There was tension in the air at the EADA meet and greet meeting that felt like lightening building in a gathering storm. I was a little early, and after greeting several of the board members, I took my seat at one of the two tables in the board room of the Technology Center. Both WELY and Ely TV were there, and the EADA was there to discuss Project Firefly. I was there to finally find out just what Project Firefly was, and what it was going to do to benefit Ely. I was a gadfly looking for a Firefly. I could almost see it glimmer and fade off in the distance, and I heard a lot about it, but I never got a good look at it. Essentially I wanted to know how two hundred thousand dollars of grant money was spent, and to what purpose it was spent. The meeting was conducted by Bill Roloff who acted as a spokesperson for Project Firefly. I can tell you Project Firefly is there to help local inventors working on potentially important projects that if nurtured to fruition, may someday create jobs in Ely in the not too distant future. I can not tell you who those people are or just what inventions they are working on. I asked about patents and they told me be patient. Being a gadfly I pressed to know something of just what those projects were. I was told it was none of my business, because it is a private matter between the EADA and the inventors. By the end of the hour the meeting had reached a point of calling all this interest in Firefly, and how the money was spent, was nothing but a witch hunt against Bill Roloff. I wasn’t hunting Bill Roloff, I was chasing fireflies. I am still chasing Firefly.

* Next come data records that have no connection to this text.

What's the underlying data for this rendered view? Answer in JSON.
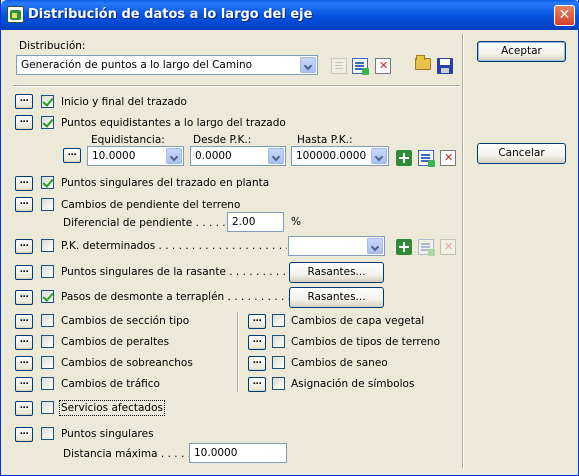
{
  "window": {
    "title": "Distribución de datos a lo largo del eje",
    "close_glyph": "✕"
  },
  "distribucion": {
    "label": "Distribución:",
    "selected": "Generación de puntos a lo largo del Camino"
  },
  "buttons": {
    "aceptar": "Aceptar",
    "cancelar": "Cancelar",
    "dots": "...",
    "rasantes_1": "Rasantes...",
    "rasantes_2": "Rasantes..."
  },
  "rows": {
    "inicio_final": {
      "label": "Inicio y final del trazado",
      "checked": true
    },
    "equidistantes": {
      "label": "Puntos equidistantes a lo largo del trazado",
      "checked": true
    },
    "singulares_planta": {
      "label": "Puntos singulares del trazado en planta",
      "checked": true
    },
    "cambios_pendiente": {
      "label": "Cambios de pendiente del terreno",
      "checked": false
    },
    "pk_determinados": {
      "label": "P.K. determinados . . . . . . . . . . . . . . . . . . . . . . .",
      "checked": false
    },
    "singulares_rasante": {
      "label": "Puntos singulares de la rasante . . . . . . . . . .",
      "checked": false
    },
    "desmonte_terraplen": {
      "label": "Pasos de desmonte a terraplén . . . . . . . . . .",
      "checked": true
    },
    "cambios_seccion": {
      "label": "Cambios de sección tipo",
      "checked": false
    },
    "cambios_peraltes": {
      "label": "Cambios de peraltes",
      "checked": false
    },
    "cambios_sobreanchos": {
      "label": "Cambios de sobreanchos",
      "checked": false
    },
    "cambios_trafico": {
      "label": "Cambios de tráfico",
      "checked": false
    },
    "cambios_capa_vegetal": {
      "label": "Cambios de capa vegetal",
      "checked": false
    },
    "cambios_tipos_terreno": {
      "label": "Cambios de tipos de terreno",
      "checked": false
    },
    "cambios_saneo": {
      "label": "Cambios de saneo",
      "checked": false
    },
    "asignacion_simbolos": {
      "label": "Asignación de símbolos",
      "checked": false
    },
    "servicios_afectados": {
      "label": "Servicios afectados",
      "checked": false
    },
    "puntos_singulares": {
      "label": "Puntos singulares",
      "checked": false
    }
  },
  "equidistancia": {
    "label": "Equidistancia:",
    "value": "10.0000",
    "desde_label": "Desde P.K.:",
    "desde_value": "0.0000",
    "hasta_label": "Hasta P.K.:",
    "hasta_value": "100000.0000"
  },
  "pendiente": {
    "label": "Diferencial de pendiente . . . . . .",
    "value": "2.00",
    "unit": "%"
  },
  "pk": {
    "selected": ""
  },
  "distancia": {
    "label": "Distancia máxima . . . . .",
    "value": "10.0000"
  }
}
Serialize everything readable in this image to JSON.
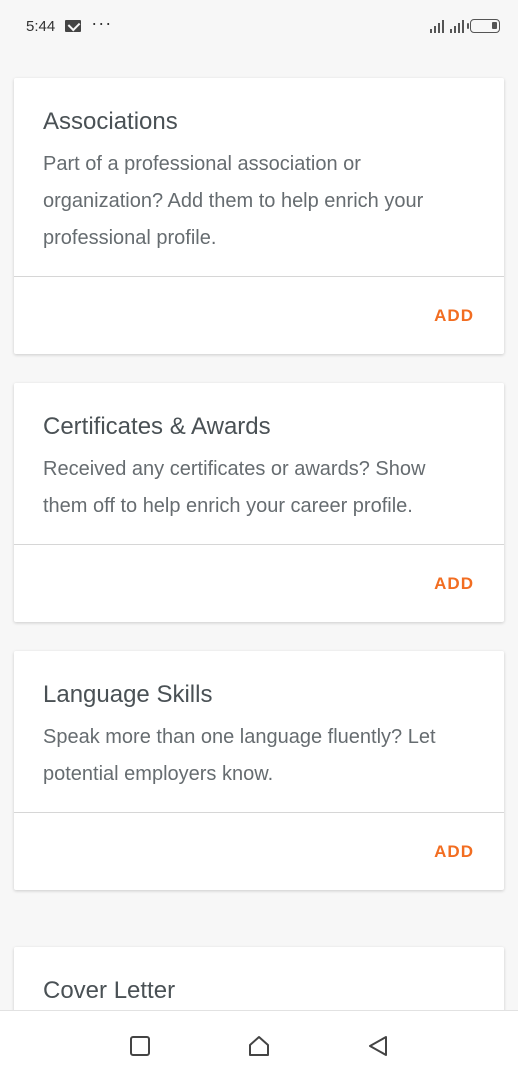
{
  "status_bar": {
    "time": "5:44",
    "more": "···"
  },
  "cards": [
    {
      "title": "Associations",
      "description": "Part of a professional association or organization? Add them to help enrich your professional profile.",
      "action": "ADD"
    },
    {
      "title": "Certificates & Awards",
      "description": "Received any certificates or awards? Show them off to help enrich your career profile.",
      "action": "ADD"
    },
    {
      "title": "Language Skills",
      "description": "Speak more than one language fluently? Let potential employers know.",
      "action": "ADD"
    },
    {
      "title": "Cover Letter"
    }
  ],
  "colors": {
    "accent": "#f26d21",
    "title": "#4a5155",
    "body": "#666c70"
  },
  "nav_icons": [
    "recent-apps-icon",
    "home-icon",
    "back-icon"
  ]
}
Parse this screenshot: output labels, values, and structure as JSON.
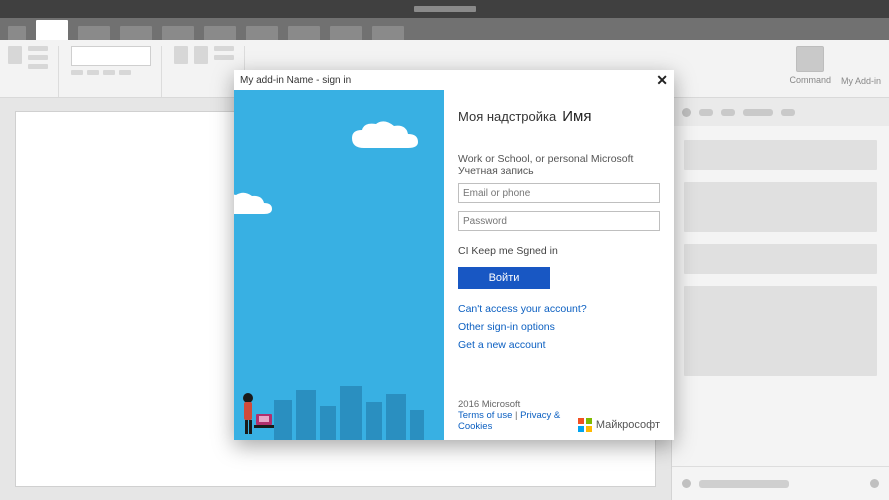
{
  "ribbon": {
    "command_label": "Command",
    "addin_label": "My Add-in"
  },
  "dialog": {
    "title": "My add-in Name - sign in",
    "brand_prefix": "Моя надстройка",
    "brand_name": "Имя",
    "account_type_label": "Work or School, or personal Microsoft Учетная запись",
    "email_placeholder": "Email or phone",
    "password_placeholder": "Password",
    "keep_signed_in": "CI Keep me Sgned in",
    "signin_button": "Войти",
    "links": {
      "cant_access": "Can't access your account?",
      "other_options": "Other sign-in options",
      "new_account": "Get a new account"
    },
    "footer": {
      "copyright": "2016 Microsoft",
      "terms": "Terms of use",
      "separator": " | ",
      "privacy": "Privacy & Cookies"
    },
    "ms_brand": "Майкрософт"
  }
}
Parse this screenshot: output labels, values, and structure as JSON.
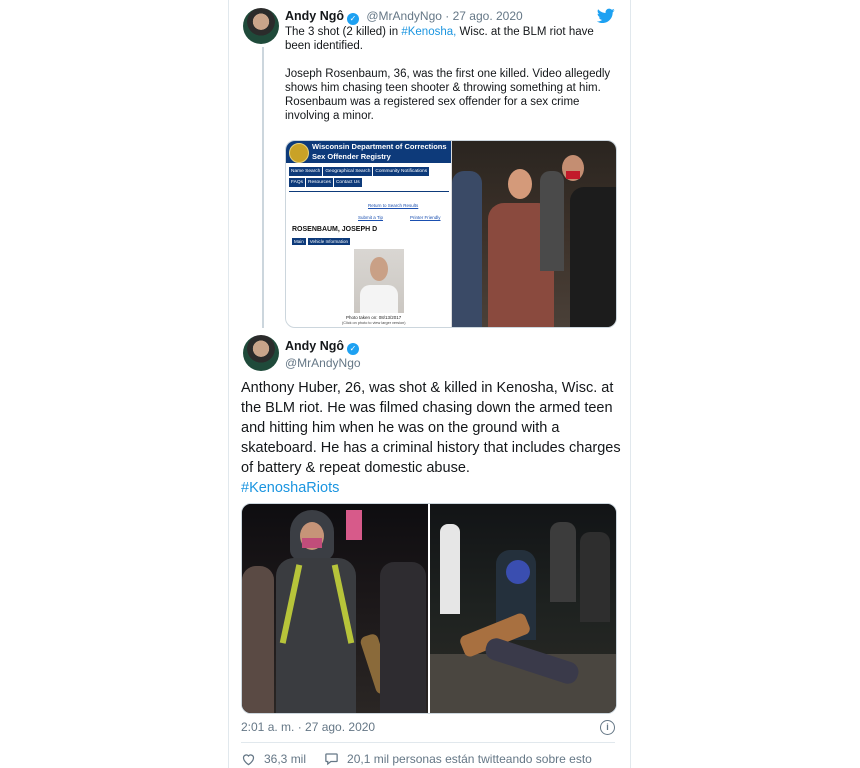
{
  "quoted_tweet": {
    "author_name": "Andy Ngô",
    "handle": "@MrAndyNgo",
    "separator": "·",
    "date": "27 ago. 2020",
    "text_line1_pre": "The 3 shot (2 killed) in ",
    "text_line1_hashtag": "#Kenosha,",
    "text_line1_post": " Wisc. at the BLM riot have been identified.",
    "text_paragraph2": "Joseph Rosenbaum, 36, was the first one killed. Video allegedly shows him chasing teen shooter & throwing something at him. Rosenbaum was a registered sex offender for a sex crime involving a minor.",
    "registry": {
      "title_line1": "Wisconsin Department of Corrections",
      "title_line2": "Sex Offender Registry",
      "nav": [
        "Name Search",
        "Geographical Search",
        "Community Notifications",
        "FAQs",
        "Resources",
        "Contact Us"
      ],
      "return_link": "Return to Search Results",
      "submit_tip": "Submit a Tip",
      "printer_friendly": "Printer Friendly",
      "person_name": "ROSENBAUM, JOSEPH D",
      "tabs": [
        "Main",
        "Vehicle Information"
      ],
      "photo_caption": "Photo taken on: 08/13/2017",
      "photo_subcaption": "(Click on photo to view larger version)"
    }
  },
  "main_tweet": {
    "author_name": "Andy Ngô",
    "handle": "@MrAndyNgo",
    "text": "Anthony Huber, 26, was shot & killed in Kenosha, Wisc. at the BLM riot. He was filmed chasing down the armed teen and hitting him when he was on the ground with a skateboard. He has a criminal history that includes charges of battery & repeat domestic abuse.",
    "hashtag": "#KenoshaRiots",
    "timestamp": "2:01 a. m. · 27 ago. 2020",
    "likes": "36,3 mil",
    "talking": "20,1 mil personas están twitteando sobre esto"
  },
  "colors": {
    "link": "#1b95e0",
    "twitter_blue": "#1da1f2",
    "like_red": "#e0245e",
    "muted": "#657786"
  },
  "icons": {
    "brand": "twitter-bird-icon",
    "verified": "verified-badge-icon",
    "like": "heart-icon",
    "reply": "speech-bubble-icon",
    "info": "info-icon"
  }
}
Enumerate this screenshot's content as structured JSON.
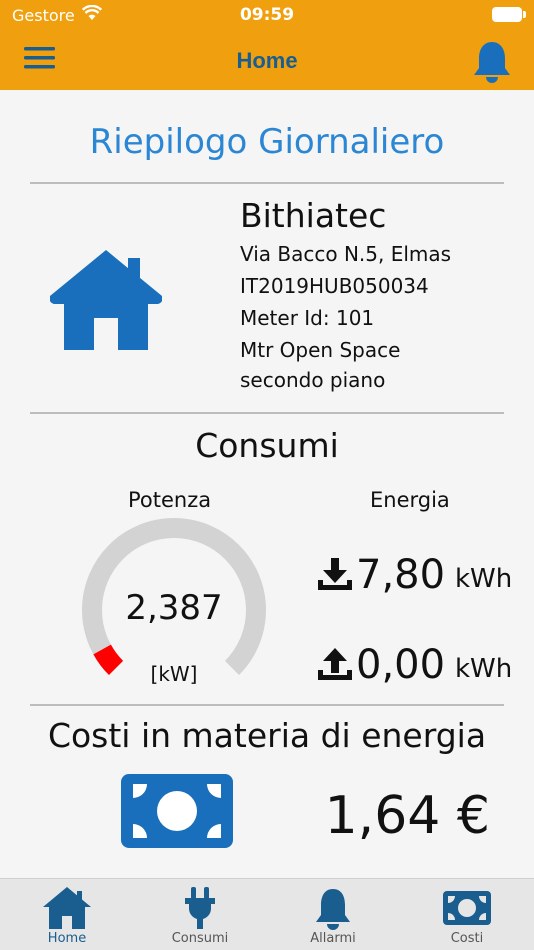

I watched the EADA meet and greet meeting also, and for pretty much the first time in my life I agreed with Mike Hillman. He was asking some pretty simple questions that were not getting answered. Bill Roloff came across as a pompus idiot. The arrogence in his speaking was not called. This is public money that they are playing with. Not once did Hillman ask for someones invention. He was asking for more info. to tell the people it is a good program. And yes Bill, what you get paid is public knowledge. The EADA needs to shut this program down now before it ruins the rest of its reputation.
Disjointed Powers; If it weren’t for dysfunction; the entire Firefly Project would have malfunctioned or not functioned at all. I learned a lot of history from a beagle and a be-speckled kid on the old Rocky and Bullwinkle Show. Sherman would ask Mr. Peabody a question, and before you know it, they would fire up The Way Back Machine and travel back in time to watch live history. One of the big questions people on the city council wonder to this very day is why didn’t they make Ely bigger when they incorporated as a city back in April of 1888.
The reason the current council ponders such things is that occasionally they want to do things like have room for a new business to locate within the city limits or a new housing project might be needed to answer for changing demographics. The truth is that right now there isn’t a lot of space to put much more into the City of Ely, because we are nearly maxed out for building space. Ely is surrounded by the Town of Morse, and in order to expand, Ely needs the cooperation of the Town of Morse to do it. Currently the chances of that happening seem to be between slim and none.
The reason Ely is as small as it is, was that back in 1888 all that mattered to the Ely City Council was that Ely be big enough to tax the iron within city limits. There was lots of money made from taxing that iron. The original town ran from Camp to Harvey Street, north to south; and from Central Avenue to Whiteside Park, east to west. When they found out the iron deposit ran the length and width of Miners Lake; that’s how big they made Ely. The taxes on the iron made Ely a very rich little place. The money ran out when they stopped mining in 1967. Things haven’t been the same since after Ely’s main tax base dried up. Things like local government aid have helped places like Ely limp along as best it could, but now with the State of Minnesota in financial trouble that local LGA Funding will be cut again.
The reason we tried a Joint Powers Government back in 1996 was to make an attempt for local governments to work loosely together in a confederation under the direction of a board made up of paying members of a Joint Powers Board that would work for better cooperation between local area governments. Ely, Winton, Town of Morse, School Board, even Tower and Babbitt it was hoped would some day join the Joint Powers Board. It was like King Arthur and the Knights of the Round Table, and it was a noble idea that had no real power behind it. The Joint Powers Board never had any real authority to govern any hybrid agency like the EADA. Since its inception in 1996 the EADA hasn’t developed much to show for all the thousands of dollars the City of Ely paid this Agency for Economic Development over its fifteen year history. When the city council finally withdrew their funding for the EADA, they effectively ended both the Joint Powers Board and the EADA, and now The Ely City Council needs to move in a new direction for future economic development.